Meloni’s right-wing government, which swept elections last year in part on promises to crack down on migration, has concentrated on complicating efforts by humanitarian boats to make more rescues in the central Mediterranean by allocating them disembarkation ports along Italy’s northern coasts. This means that the vessels need more time to return to sea after bringing migrants on board and taking them safely to shore.

But the aid groups’ rescue ships do not normally operate in the area of ​​Sunday’s sinking, which happened off the Calabrian coast in the Ionian Sea. Rather, the aid groups generally operate in the central Mediterranean, rescuing migrants who left from Libya or Tunisia – not from Turkey in the eastern Mediterranean.

Crotone prosecutor Giuseppe Capoccia confirmed that investigators had identified three suspected smugglers, a Turk and two Pakistani nationals. Another Turk is believed to have escaped or perished in the wreckage.

Italy’s border police said in a statement that organizers of the crossing charged 8,000 euros (around $8,500) each for the “death journey”.

Interior Minister Matteo Piantedosi pushed back at suggestions that the rescue was delayed or affected by government policies that discourage aid groups from staying at sea to rescue migrants.

EU border agency Frontex has said its aircraft spotted the boat off Crotone at 10.26pm on Saturday and alerted Italian authorities.

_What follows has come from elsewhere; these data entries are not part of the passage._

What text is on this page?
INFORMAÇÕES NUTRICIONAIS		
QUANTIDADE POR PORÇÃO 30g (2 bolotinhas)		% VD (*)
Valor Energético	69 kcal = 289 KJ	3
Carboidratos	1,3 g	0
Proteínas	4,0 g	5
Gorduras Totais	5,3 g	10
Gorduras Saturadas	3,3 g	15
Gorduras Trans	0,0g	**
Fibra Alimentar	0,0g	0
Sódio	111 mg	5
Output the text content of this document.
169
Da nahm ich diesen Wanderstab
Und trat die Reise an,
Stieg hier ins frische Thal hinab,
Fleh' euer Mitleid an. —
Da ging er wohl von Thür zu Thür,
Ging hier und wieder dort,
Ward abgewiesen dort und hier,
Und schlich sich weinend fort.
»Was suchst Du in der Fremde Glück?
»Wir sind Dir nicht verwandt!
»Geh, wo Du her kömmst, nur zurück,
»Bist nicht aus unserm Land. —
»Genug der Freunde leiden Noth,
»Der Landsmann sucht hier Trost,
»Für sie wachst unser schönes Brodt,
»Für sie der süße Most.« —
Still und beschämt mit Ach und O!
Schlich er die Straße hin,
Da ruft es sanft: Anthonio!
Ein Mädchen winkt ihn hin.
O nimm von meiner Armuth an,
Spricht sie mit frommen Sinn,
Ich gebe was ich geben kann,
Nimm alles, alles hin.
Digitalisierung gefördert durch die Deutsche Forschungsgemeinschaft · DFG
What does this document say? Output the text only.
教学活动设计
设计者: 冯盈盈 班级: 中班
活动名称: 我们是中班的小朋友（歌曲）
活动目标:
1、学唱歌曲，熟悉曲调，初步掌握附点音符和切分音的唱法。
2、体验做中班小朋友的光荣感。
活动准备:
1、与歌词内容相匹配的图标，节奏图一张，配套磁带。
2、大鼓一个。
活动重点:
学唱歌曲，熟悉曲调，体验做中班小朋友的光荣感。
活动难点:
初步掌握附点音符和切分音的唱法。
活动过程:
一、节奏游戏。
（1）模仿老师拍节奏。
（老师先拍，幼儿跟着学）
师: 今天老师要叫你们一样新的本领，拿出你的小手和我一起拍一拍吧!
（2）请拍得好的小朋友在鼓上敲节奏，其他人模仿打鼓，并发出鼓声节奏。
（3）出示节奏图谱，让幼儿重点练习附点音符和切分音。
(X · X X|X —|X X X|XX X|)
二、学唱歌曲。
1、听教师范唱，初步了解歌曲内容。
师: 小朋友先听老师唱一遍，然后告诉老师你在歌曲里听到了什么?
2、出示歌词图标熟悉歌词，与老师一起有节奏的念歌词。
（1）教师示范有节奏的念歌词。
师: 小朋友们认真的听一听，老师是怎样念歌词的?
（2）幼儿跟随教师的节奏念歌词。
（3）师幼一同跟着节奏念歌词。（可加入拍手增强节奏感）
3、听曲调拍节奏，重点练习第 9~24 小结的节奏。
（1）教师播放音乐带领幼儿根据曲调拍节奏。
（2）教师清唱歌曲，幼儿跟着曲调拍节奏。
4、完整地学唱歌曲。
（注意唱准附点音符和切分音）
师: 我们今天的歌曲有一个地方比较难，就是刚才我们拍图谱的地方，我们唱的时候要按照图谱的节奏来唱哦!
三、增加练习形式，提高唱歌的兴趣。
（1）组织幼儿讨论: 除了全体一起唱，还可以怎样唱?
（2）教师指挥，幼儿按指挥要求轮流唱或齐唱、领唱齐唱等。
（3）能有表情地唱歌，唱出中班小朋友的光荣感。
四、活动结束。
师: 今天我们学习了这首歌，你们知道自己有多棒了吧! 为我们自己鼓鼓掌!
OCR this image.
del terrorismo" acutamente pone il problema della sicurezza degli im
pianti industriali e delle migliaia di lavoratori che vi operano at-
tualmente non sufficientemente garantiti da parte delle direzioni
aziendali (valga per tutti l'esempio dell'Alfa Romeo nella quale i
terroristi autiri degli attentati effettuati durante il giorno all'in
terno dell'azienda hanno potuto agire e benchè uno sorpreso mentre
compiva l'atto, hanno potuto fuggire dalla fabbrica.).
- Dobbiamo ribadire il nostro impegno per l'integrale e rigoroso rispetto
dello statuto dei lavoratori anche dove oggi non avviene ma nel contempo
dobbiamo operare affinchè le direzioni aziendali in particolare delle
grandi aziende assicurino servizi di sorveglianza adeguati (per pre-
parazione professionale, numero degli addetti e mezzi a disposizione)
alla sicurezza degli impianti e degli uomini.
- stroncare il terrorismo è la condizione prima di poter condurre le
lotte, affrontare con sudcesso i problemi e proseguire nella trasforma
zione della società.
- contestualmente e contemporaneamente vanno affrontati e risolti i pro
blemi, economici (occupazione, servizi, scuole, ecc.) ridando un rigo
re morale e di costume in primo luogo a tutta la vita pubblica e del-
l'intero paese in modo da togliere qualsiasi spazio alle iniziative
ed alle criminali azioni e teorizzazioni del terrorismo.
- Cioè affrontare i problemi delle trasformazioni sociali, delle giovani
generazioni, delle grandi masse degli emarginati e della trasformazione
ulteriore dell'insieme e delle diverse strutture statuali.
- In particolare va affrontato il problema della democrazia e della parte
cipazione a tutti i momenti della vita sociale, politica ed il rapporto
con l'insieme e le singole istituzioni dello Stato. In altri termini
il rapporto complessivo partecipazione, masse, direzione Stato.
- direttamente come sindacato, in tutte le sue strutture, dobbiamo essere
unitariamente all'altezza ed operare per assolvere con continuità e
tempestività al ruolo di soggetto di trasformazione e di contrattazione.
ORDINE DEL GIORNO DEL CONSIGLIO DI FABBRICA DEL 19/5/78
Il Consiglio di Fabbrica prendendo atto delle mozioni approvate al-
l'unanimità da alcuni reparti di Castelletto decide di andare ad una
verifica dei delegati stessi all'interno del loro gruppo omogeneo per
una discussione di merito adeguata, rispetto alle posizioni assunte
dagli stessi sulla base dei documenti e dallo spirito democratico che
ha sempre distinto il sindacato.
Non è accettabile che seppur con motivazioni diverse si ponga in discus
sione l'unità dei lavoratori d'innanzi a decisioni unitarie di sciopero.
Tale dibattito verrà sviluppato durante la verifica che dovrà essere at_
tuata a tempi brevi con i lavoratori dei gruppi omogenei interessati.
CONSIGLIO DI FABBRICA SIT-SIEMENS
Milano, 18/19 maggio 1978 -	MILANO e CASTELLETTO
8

Italy sent out two patrol vessels, but they had to turn back due to the bad weather.

Piantedosi told a parliamentary committee that the ship ran aground and broke up around 5am on Sunday morning.

“There was no delay,” Piantedosi told Corriere della Sera. “Everything possible was done in absolutely prohibitive sea conditions.”

The Italian coast guard issued a statement on Tuesday saying that Frontex had indicated that the migrants’ boat was “navigating normally” and that only one person could be seen above deck.

It added that an Italian border police vessel, “already operating in the sea” deployed to intercept the migrant boat.

“At approximately 4:30 a.m., some indications by telephone from subjects on shore, in relation to a boat in distress a few meters from shore, reached the Coast Guard,” the statement said.

At that time, a Carabinieri police boat which had been alerted by the Border Police “informed the Coast Guard of the shipwreck”.

Unlike similar cases of migrant vessels in distress, “there was never any telephone indication from migrants on board” to the Coast Guard, the statement noted.

Not infrequently, migrants on board a vessel in distress contact the Alarm Phone, a humanitarian support telephone that forwards indications of boats in trouble in the Mediterranean to maritime authorities.

Briefing lawmakers, the interior minister cited figures that back up Italy’s long-standing frustration that other EU nations are not making good on promises to accept a share of asylum-seeking migrants who reach Italy.

Piantedosi said that while those pledges covered around 8,000 migrant moves from last June to this month, only 387 people were actually transferred to other EU nations, with Germany taking in most of them.